No século XX, a língua ainda era usada principalmente por pastores em El Hierro e na ilha vizinha, La Gomera. A mais de um quilômetro de distância, eles conseguiam se comunicar por meio de assobios, instruindo, informando e alertando sobre perigos iminentes.
Então, no início da década de 1990, o idioma começou a desaparecer do uso cotidiano. Em vez de admitir a derrota, o conselho da ilha agiu rapidamente para criar aulas gratuitas extracurriculares para que as gerações mais jovens aprendessem a se comunicar no idioma histórico.
Atualmente, as aulas acontecem durante o horário de almoço na maior escola secundária de El Hierro, enquanto nas escolas primárias as aulas são ministradas quinzenalmente. Aos fins de semana, no mercado da vila de La Frontera, são oferecidas aulas para pessoas de todas as idades, incluindo turistas aos domingos.
Mas a maior conquista da ilha está nas colinas ao redor de sua capital, Valverde.
Cinco turbinas eólicas de 60 metros de altura, uma estação de bombeamento e dois reservatórios gigantes de água construídos em crateras vulcânicas têm sido fundamentais para o plano de El Hierro de se tornar a primeira ilha completamente sustentável do mundo, alimentada por energia 100% renovável.
A central hidroeólica Gorona del Viento utiliza a abundante força eólica da ilha para gerar mais da metade da eletricidade consumida diariamente. Quando o vento é insuficiente, a água do reservatório superior é liberada para o reservatório inferior através de um conjunto de turbinas que geram eletricidade, suprindo qualquer déficit.
Em 2019, a central elétrica bateu um recorde mundial ao ultrapassar 24 dias consecutivos de fornecimento de energia elétrica para a ilha sem qualquer consumo de combustíveis fósseis.

Estações de carregamento gratuitas para carros elétricos estão distribuídas uniformemente por toda a ilha. Os moradores recebem descontos subsidiados da prefeitura para instalar painéis solares em suas casas.
“Desde que instalei meus painéis solares, eles têm sido mais do que suficientes para abastecer toda a minha casa”, disse Jürg Foest, que se mudou da Alemanha para El Hierro em 2011.
Agora, em um esforço para desenvolver cuidadosamente sua indústria turística sem comprometer suas credenciais ambientais, o conselho da ilha está construindo dois museus e lançando uma série de experiências de ecoturismo em setembro.

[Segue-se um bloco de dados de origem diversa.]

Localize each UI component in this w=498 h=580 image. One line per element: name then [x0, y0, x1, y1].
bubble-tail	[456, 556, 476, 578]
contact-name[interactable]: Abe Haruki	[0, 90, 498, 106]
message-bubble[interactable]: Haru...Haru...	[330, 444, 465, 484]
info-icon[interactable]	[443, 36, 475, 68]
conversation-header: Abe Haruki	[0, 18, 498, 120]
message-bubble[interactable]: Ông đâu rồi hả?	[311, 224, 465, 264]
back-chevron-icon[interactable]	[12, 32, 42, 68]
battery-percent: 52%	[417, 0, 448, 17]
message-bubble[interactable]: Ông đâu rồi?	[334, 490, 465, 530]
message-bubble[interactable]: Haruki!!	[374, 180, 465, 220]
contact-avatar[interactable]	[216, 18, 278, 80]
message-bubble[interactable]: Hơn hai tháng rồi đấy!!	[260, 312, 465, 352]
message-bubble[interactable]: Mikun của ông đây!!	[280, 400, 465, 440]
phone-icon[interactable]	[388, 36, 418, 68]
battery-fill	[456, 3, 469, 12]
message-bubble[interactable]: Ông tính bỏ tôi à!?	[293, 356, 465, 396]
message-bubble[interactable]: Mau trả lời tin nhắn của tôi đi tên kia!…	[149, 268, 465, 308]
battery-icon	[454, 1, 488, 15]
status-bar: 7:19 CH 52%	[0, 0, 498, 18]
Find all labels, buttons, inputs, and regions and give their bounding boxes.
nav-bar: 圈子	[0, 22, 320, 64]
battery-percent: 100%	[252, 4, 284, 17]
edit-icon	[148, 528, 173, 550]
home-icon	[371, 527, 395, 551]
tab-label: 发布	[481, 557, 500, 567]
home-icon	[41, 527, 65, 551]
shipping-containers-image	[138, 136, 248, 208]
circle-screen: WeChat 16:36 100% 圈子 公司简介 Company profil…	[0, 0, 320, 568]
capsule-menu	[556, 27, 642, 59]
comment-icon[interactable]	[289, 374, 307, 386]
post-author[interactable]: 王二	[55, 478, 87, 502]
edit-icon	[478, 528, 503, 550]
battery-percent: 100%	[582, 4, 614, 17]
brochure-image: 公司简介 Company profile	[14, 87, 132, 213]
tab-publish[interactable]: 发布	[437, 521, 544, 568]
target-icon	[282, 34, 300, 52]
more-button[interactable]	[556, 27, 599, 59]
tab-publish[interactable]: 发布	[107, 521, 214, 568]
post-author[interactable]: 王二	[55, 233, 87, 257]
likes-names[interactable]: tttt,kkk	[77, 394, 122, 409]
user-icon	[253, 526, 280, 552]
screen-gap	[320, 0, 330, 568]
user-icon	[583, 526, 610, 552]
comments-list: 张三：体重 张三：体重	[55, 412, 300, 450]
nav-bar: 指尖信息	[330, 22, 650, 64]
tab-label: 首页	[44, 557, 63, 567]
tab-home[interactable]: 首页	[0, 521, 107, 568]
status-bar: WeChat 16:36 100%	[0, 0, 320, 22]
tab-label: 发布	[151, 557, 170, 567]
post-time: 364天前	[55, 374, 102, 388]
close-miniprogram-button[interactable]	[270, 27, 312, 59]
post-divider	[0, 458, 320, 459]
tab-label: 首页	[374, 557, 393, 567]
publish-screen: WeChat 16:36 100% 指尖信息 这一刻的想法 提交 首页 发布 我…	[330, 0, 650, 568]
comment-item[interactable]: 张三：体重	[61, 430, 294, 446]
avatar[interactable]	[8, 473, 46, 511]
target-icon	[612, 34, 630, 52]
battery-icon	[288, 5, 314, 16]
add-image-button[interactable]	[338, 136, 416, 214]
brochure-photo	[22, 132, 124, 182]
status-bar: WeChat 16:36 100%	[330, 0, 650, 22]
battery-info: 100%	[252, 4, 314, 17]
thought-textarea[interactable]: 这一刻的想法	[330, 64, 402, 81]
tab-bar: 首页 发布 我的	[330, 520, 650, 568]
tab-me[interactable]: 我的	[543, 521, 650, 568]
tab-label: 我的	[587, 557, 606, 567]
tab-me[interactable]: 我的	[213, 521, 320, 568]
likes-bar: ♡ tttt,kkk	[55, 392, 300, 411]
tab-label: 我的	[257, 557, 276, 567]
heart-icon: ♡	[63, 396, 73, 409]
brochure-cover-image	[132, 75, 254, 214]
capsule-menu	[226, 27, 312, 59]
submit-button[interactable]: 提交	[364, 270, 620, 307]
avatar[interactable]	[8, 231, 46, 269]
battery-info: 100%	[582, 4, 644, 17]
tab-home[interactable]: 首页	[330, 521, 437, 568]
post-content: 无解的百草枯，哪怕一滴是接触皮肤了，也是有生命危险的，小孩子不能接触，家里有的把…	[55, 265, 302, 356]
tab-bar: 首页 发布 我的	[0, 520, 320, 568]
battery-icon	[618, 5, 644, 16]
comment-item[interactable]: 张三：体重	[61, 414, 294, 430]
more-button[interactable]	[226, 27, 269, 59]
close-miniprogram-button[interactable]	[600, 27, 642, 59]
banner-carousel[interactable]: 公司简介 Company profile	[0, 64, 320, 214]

Em La Restinga, um museu dedicado à pesca sustentável está sendo construído no antigo armazém dos pescadores. Ainda este ano, os visitantes também poderão acompanhar os pescadores locais em suas pescarias diárias. Visitas guiadas a vinhedos e oficinas de vinificação serão realizadas na Casa da Aguardiente.
Iniciativas artesanais também acontecerão por toda a ilha, incluindo produção de queijo, aulas de costura e passeios por plantações de babosa, onde os turistas poderão aprender a extrair e usar o gel diretamente da fonte. As atividades poderão ser reservadas a partir de setembro pelo site do órgão de turismo.
A abertura gradual de uma ilha que guardou seus segredos por gerações pode representar uma ameaça para os moradores locais, mas a insistência em preservar a essência da ilha permanece forte na comunidade.
“Estamos felizes com o aumento da nossa população, mas manter nosso estilo de vida simples é o mais importante”, explicou um morador local após fazer uma pausa na leitura do jornal da manhã.
“O ritmo de vida aqui proporciona o tempo e o espaço tão necessários para você se descobrir”, disse. “Nestes tempos complicados e agitados, isso é incrivelmente raro de se encontrar.”